Monday, September 04, 2006

Whatever Happened To Shock And Awe: A Need For A Plan For Iraq

I read somewhere in the last couple of days where President Bush has plans to visit every sttack site on the fifth anniversary of 9-11 -- the World Trade Center in New York, the Pentagon and the field in Pennsylvania where Flight 93 crashed.

But what the President needs more than anything is a new plan to win the war in Iraq. Otherwise his Administration will go down the drain in the midterm elections, and he will fare about as badly in history. He needs to be staying in the White House to fashion this plan and implement it, rather than gallivanting around the country on what essentially are campaign trips.

What could such a plan be? Haven't we tried everything?

Well, not really. The U.S. military, as in Vietnam, has been fighting with one hand tied behind its back. Even the Olmert regime in Israel, despite all the criticism directed to it, had a far more effective war plan in Lebanon in the recent war with Hezbollah, than the Bush Administration has had in Iraq. That war lasted only 34 days, but the Lebanese were taught such a lesson, I would wager they will not repeat their assaults against Israel soon again.

We've been fighting in Iraq for an incredible three and a half years, and under the present policy, there's no end in sight. As our military's morale has sank, U.S. troop levels have actually had to be slightly increased in recent weeks. Whatever happened to Secretary of Defense Donald Rumsfeld original plan to shock and awe the Iraqis? We seem to be fighting the insurgents in Iraq with kid gloves, doing just what we are expected to do, fighting the war on their terms.

Yet that war has changed. It's now become obvious that the greatest threat to a pro-Western Iraq is Iran. It is supplying the Shiite militias, and they have become a foe of American forces, perhaps even more than the Sunnis or al-Qaeda.

Pardon me, but what is needed is a firm policy of punishing the Iraqis for their opposition with a massive bombing campaign to destroy cities like Ramadi and neighborhoods in Baghdad which shelter the enemy. We could play fair like the Israelis and warn the civilians to leave those areas before they were bombed, but this idea they have that they can have their cake and eat it too, back the insurgency and get aid from the U.S. at the same time, is not acceptable, or workable.

My guess is that a few weeks of this, and there would be a U.N. cease fire resolution that the other side would accept. The reaction in the rest of the world might be fierce, but this would prove an effective end game.

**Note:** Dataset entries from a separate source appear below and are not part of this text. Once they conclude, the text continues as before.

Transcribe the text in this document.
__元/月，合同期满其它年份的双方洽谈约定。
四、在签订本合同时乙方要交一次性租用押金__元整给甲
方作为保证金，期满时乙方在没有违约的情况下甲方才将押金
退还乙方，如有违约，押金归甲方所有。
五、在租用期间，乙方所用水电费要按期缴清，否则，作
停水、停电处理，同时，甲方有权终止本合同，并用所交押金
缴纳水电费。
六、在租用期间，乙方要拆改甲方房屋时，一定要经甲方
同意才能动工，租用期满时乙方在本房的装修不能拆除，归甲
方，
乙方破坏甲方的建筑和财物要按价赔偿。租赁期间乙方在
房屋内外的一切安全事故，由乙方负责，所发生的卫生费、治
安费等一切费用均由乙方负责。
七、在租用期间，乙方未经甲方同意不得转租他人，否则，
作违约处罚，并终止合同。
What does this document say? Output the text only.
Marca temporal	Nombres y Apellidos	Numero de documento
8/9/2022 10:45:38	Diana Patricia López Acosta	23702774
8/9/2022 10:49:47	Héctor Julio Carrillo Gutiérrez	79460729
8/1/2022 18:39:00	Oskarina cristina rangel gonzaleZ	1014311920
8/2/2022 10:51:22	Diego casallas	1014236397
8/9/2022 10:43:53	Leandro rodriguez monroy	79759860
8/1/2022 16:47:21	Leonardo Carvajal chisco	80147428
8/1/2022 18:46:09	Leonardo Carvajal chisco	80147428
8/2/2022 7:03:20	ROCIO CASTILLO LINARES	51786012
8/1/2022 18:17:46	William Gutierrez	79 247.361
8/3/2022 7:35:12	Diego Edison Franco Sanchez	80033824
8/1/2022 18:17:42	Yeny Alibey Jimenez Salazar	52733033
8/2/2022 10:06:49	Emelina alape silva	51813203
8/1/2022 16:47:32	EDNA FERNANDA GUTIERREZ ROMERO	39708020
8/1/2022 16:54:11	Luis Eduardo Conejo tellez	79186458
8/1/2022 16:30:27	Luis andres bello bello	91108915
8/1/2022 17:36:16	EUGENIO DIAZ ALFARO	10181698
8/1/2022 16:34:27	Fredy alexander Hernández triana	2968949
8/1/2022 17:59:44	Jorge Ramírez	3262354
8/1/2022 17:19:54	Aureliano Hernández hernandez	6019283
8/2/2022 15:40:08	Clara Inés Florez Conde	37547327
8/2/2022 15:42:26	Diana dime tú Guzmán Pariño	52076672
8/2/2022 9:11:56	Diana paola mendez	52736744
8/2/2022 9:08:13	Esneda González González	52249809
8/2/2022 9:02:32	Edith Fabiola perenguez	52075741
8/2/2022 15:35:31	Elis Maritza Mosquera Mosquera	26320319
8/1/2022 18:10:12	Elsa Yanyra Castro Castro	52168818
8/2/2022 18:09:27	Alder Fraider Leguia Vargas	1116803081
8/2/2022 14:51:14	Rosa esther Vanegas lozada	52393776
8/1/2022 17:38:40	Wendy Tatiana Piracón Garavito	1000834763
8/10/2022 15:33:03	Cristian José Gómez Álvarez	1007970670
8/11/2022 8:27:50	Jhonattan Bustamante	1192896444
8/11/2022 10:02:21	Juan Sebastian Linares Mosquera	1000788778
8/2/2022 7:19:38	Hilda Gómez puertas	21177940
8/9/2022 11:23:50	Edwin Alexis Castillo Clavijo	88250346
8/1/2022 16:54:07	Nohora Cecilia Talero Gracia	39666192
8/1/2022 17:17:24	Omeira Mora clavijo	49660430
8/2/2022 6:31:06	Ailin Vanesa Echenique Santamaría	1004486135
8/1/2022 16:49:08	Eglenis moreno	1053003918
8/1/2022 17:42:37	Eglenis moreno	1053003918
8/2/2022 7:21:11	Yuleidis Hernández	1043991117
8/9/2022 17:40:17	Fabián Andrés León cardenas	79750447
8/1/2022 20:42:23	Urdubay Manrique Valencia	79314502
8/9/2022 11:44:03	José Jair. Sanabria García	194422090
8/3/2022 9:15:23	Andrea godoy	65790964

The President is correct, in my view, in warning that the consequences of an American defeat in Iraq would be far reaching, threatening all of our associations in the Middle East, the regimes like Pakistan and Saudi Arabia which have been at least nominal allies, and the vital supply of oil.

If this is indeed true, then we can't just go quietly into the good night, we need to up the ante. And the way to do that, frankly, is to use our B-52s.

1 Comments:

Anonymous Anonymous said...

"Punish" the Iraqis more? You are insane. More than 100,000 Iraqis, most of them innocent civilians,have already been killed as a result of Bush's disastrous war policy against a country that had nothing to do with 9/11. Instead of positing how the U.S. should win the war in Iraq, you might attempt basic honesty and admit that this administration made a tragic mistake.